05/12/2019
― Como eu deveria ser? ― A pergunta
persistente quase diariamente. Osvaldo em cada baforada compulsiva pensava nas
respostas. ― Por que é tão complicado mudar o rumo da vida? Vou e volto ao
estado morno que adotei. Uma salvaguarda que só vai me prejudicando. O que ganho
com isso?
O chuvisco escurecendo o fim de
tarde de início de dezembro. Ele parou embaixo da marquise. Os transeuntes
apertaram o pé para fugir da chuva úmida, vento e frio que vieram sem ser
esperados.
Pensava:
“Se
os coroas estivessem vivos e também ele... seria diferente a minha vida, esse
jeito descoordenado que vivo cada dia, aposentadoria pequena e os remédios que
sou obrigado a adquirir, além de nem remédio com abatimento encontro mais. Tem
o medicamento para hipertensão, outro para não chegar ao diabetes, o do pulmão devido
consequências do fumo, dos ossos refletindo a situação. Graças a tais medicações
considero estar vivo, senão eu não aguentaria a cronicidade em que me
encontro, muito por minha desavergonhada opção pelo cigarro, concordo que eu não
deveria, não poderia estar aqui aguardando a chuva cessar acendendo um cigarro
ao outro. Não tenho medida. Perdi o senso mais simples do significado da vida. Não
dou valor a ela.

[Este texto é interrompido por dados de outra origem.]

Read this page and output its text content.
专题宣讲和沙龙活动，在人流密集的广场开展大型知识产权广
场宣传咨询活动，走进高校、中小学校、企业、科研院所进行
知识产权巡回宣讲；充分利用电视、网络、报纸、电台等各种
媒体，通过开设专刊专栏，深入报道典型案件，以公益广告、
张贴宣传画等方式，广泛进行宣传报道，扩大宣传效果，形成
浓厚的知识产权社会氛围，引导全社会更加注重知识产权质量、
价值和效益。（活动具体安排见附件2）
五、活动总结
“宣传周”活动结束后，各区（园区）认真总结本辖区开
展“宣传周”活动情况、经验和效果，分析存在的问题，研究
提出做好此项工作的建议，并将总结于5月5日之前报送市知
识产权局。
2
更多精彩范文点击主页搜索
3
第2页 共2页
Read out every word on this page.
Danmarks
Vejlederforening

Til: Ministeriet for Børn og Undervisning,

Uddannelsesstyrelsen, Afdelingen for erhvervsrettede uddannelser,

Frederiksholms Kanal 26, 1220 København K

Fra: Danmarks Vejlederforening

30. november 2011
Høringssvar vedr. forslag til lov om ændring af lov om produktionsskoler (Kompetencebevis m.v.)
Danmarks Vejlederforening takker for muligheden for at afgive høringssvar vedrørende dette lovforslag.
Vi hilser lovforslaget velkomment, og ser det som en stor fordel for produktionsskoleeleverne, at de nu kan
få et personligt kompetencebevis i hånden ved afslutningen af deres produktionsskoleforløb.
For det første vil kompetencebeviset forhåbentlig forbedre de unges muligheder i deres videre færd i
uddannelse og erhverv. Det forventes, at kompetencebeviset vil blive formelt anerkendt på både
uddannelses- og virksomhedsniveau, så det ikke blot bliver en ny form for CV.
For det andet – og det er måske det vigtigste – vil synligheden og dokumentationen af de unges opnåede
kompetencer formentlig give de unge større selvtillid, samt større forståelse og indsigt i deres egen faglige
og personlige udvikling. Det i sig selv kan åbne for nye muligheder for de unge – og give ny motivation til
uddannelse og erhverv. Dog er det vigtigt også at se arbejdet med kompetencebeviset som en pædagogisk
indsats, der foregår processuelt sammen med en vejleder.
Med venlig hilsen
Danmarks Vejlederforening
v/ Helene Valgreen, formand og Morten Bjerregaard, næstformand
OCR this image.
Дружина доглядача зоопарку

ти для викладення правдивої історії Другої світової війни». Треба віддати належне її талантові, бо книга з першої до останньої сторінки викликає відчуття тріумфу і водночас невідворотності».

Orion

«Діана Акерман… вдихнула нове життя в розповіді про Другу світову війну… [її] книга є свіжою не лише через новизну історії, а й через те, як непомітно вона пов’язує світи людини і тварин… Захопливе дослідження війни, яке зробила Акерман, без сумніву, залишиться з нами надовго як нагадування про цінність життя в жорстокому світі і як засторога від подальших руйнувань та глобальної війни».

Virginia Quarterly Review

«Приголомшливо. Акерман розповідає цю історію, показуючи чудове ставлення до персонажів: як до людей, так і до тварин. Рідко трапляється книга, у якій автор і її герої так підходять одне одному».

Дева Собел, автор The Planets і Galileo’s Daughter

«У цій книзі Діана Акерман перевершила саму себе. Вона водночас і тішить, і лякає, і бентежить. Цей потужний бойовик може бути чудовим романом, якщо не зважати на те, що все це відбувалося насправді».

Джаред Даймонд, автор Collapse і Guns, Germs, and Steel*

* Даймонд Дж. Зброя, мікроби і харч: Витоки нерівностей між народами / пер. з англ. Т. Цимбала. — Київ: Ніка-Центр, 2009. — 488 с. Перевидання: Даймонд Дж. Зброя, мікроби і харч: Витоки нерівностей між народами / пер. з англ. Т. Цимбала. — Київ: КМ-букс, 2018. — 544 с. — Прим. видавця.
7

Se ao menos Taquinho desse o ar da presença. Ele conhecia meu
estilo, de fazer o errado como forma de chamar atenção. Taquinho não perdoava, com
certeza me diria:
― Valdo, continua fumando? Fuma mesmo! Mas
fuma direito para realmente fazer o efeito que você deseja. ― Ele não aceitava meus
argumentos mesquinhos e egoístas, que afinal de contas diziam de minha condição
narcísica de gritar ao mundo as minhas dores, como se eu fosse o único a sofrer
provações. Taquinho era diferente. Ele era irônico comigo, mas eu sabia de sua
força nos piores momentos, aliás enfrentou tão cedo tantas situações que se
tornou ainda mais forte. Lembro o dia em que mamãe e papai saíram apressados:
―
Osvaldo, seu irmãozinho não está nada bem, meu filho, fica quietinho em casa,
tranca a porta. Precisando vai para a casa do Pepe até a mamãe e o papai
chegarem, está bem? ― Ouvi medroso minha mãe levar Taquinho para o hospital.
Ele tinha vomitado, estava com febre e não entendiam por que ele não conseguia
ficar de pé, as pernas não obedeciam. Ele tão esperto e sapeca, tinha tantos
amigos e como eu o invejava, porque eu, eu tinha vergonha de ser gordo.
Quando
voltaram para casa, Taquinho não veio junto. Iria permanecer algum tempo no
hospital devido ao perigo de infecção, inclusive em mim. Como me senti culpado
por ele estar doente, afinal eu deveria cuidar dele por ser o irmão mais velho
e não consegui. A gente gostava tanto de brincar na rua e a turma era grande, lá
onde a pobreza hibernava e os pais lutavam além do possível para dar vida digna
à família, naqueles tempos duros quando a gente não tinha liberdade. Estranho,
em outra medida sinto que hoje está pior, com as coisas camufladas e sem que os
simples se apercebam. Ou será que entendem? Meus pais pensavam que o povo estivesse
vacinado e não permitiria o retorno de mais opressão e eis que ela está de
volta.
Taquinho
demorou se recuperar e ficou a sequela. Nunca ouvi uma reclamação do que
aconteceu com ele. Antes já era um garoto resignado, mesmo miúdo daquele jeito
continuou a mesma curiosidade, a mesma vontade louca de viver e gritar e
brincar e rir das brincadeiras dos garotos. Saudade de meu irmão.”
O
tempo estiou. Osvaldo apagou o cigarro e jogou a bituca à lixeira. Seguiu rumo
ao terminal de ônibus a caminho de casa, apostando que os próximos dias seriam ensolarados e estaria entre os amigos da esquina.